Results: MCAo mice exhibited more severe stroke-related behaviour than ET-1. Nonetheless, Stroke-induced cellular hypoxia could be macroscopically defined in the acute phase after MCAo and ET-1 by triphenyltetrazolium chloride staining. MRI in MCAo denoted a median stroke size of 36.86 (5-82 mm3) at wk1, which declined to 5.73 (2-22 mm3) at wk3. By contrast, ET-1 did not result in an MRI-discernible stroke area. In MCAo, neuroinflammation was identified in the stroke region relative to contralateral at 7d (%ID/gmax: 3.8±0.8 vs 2.5±0.3 for contralateral region, vs 2.6±0.8 for ipsilateral sham, p<0.001).
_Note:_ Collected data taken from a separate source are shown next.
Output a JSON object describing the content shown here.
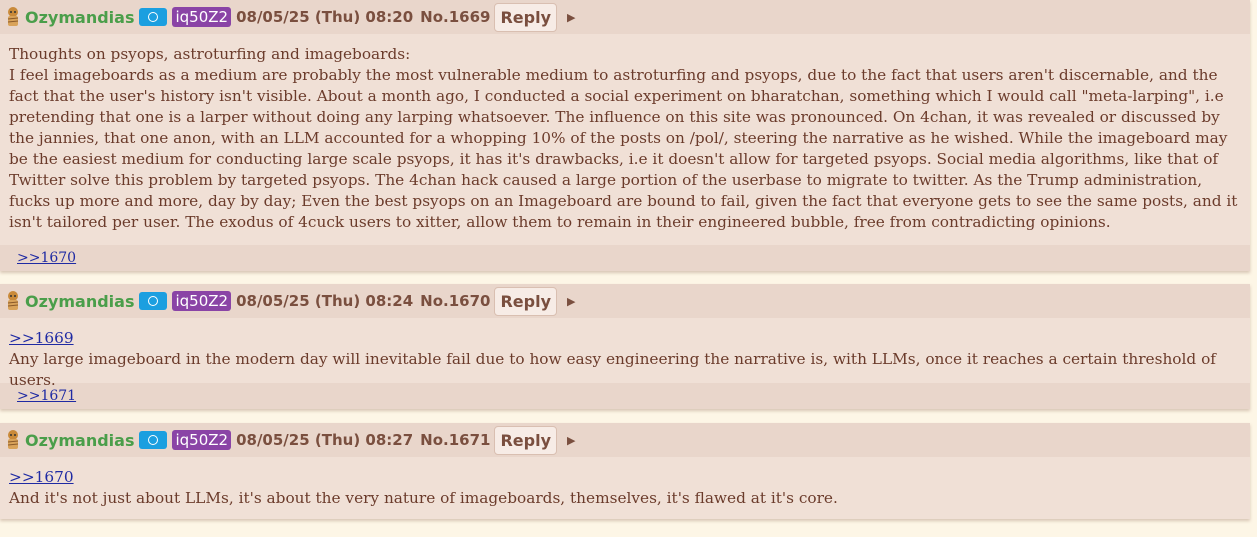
{
  "posts": [
    {
      "name": "Ozymandias",
      "id": "iq50Z2",
      "date": "08/05/25 (Thu) 08:20",
      "number": "No.1669",
      "reply_label": "Reply",
      "quote": "",
      "text": "Thoughts on psyops, astroturfing and imageboards:\nI feel imageboards as a medium are probably the most vulnerable medium to astroturfing and psyops, due to the fact that users aren't discernable, and the fact that the user's history isn't visible. About a month ago, I conducted a social experiment on bharatchan, something which I would call \"meta-larping\", i.e pretending that one is a larper without doing any larping whatsoever. The influence on this site was pronounced. On 4chan, it was revealed or discussed by the jannies, that one anon, with an LLM accounted for a whopping 10% of the posts on /pol/, steering the narrative as he wished. While the imageboard may be the easiest medium for conducting large scale psyops, it has it's drawbacks, i.e it doesn't allow for targeted psyops. Social media algorithms, like that of Twitter solve this problem by targeted psyops. The 4chan hack caused a large portion of the userbase to migrate to twitter. As the Trump administration, fucks up more and more, day by day; Even the best psyops on an Imageboard are bound to fail, given the fact that everyone gets to see the same posts, and it isn't tailored per user. The exodus of 4cuck users to xitter, allow them to remain in their engineered bubble, free from contradicting opinions.",
      "backlink": ">>1670"
    },
    {
      "name": "Ozymandias",
      "id": "iq50Z2",
      "date": "08/05/25 (Thu) 08:24",
      "number": "No.1670",
      "reply_label": "Reply",
      "quote": ">>1669",
      "text": "Any large imageboard in the modern day will inevitable fail due to how easy engineering the narrative is, with LLMs, once it reaches a certain threshold of users.",
      "backlink": ">>1671"
    },
    {
      "name": "Ozymandias",
      "id": "iq50Z2",
      "date": "08/05/25 (Thu) 08:27",
      "number": "No.1671",
      "reply_label": "Reply",
      "quote": ">>1670",
      "text": "And it's not just about LLMs, it's about the very nature of imageboards, themselves, it's flawed at it's core.",
      "backlink": ""
    }
  ],
  "colors": {
    "post_bg": "#f0e0d6",
    "header_bg": "#e9d6cb",
    "name": "#4a9e4a",
    "id_badge": "#8a44a6",
    "flag": "#1b9fe0",
    "link": "#1f2aa3"
  },
  "icons": {
    "avatar": "mummy-avatar-icon",
    "flag": "un-flag-icon",
    "menu": "triangle-right-icon"
  }
}
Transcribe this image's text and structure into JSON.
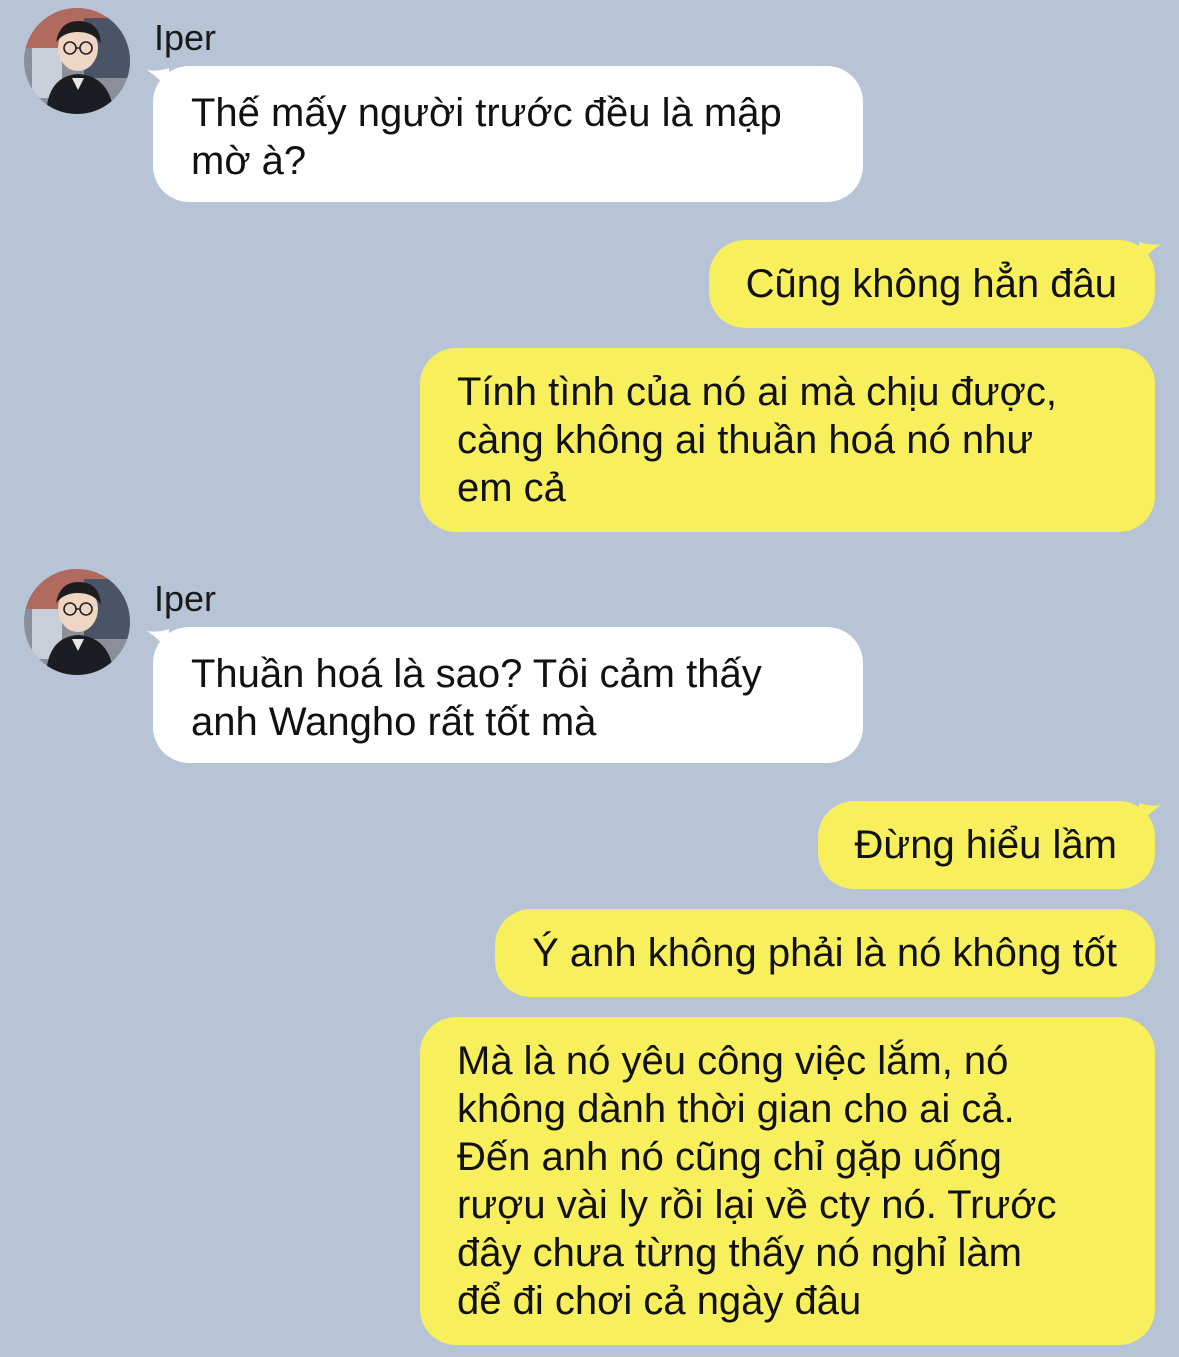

This was associated with a persisting increase in cardiac TSPO signal (%ID/gmean 8.6±1.9 vs 6.8±1.2 for controls, p=0.036 at 24 hrs and 8.7±2.5 vs 5.6±0.8, p<0.001, at 3wk), and with a persisting decline in contractile function (% ejection fraction, 50±18 vs 63±5% for controls, p=0.078 at 1 wk and 55±6 vs 63±6%, p=0.013 at 3wk). Ipsilateral TSPO signal in the stroke region was proportional to the cardiac signal at 7d, suggesting systemic organ interaction following brain injury. Histopathology confirmed diffuse inflammatory cell infiltration in the heart early after cerebral stroke. ET-1, on the other hand, resulted in a localized higher 18F-GE180 signal in the cerebral cortex at the site of application relative to contralateral (4.3±1.0 vs 2.4±0.7, p<0.001), but was poorly distinguished from craniotomy alone (3.7±1.0, p=0.16), and did not show cardiac effects (% ejection fraction, 59±2 vs 60±3, p=0.78).
Conclusions: In contrast to topical ET-1 application after craniotomy, the intravascular MCAo model enables imaging studies of brain-heart networking after stroke, which evokes elevated TSPO PET signal in both brain and heart. The severity of cerebral ischemic damage may contribute to cardiac dysfunction via systemic inflammatory networking.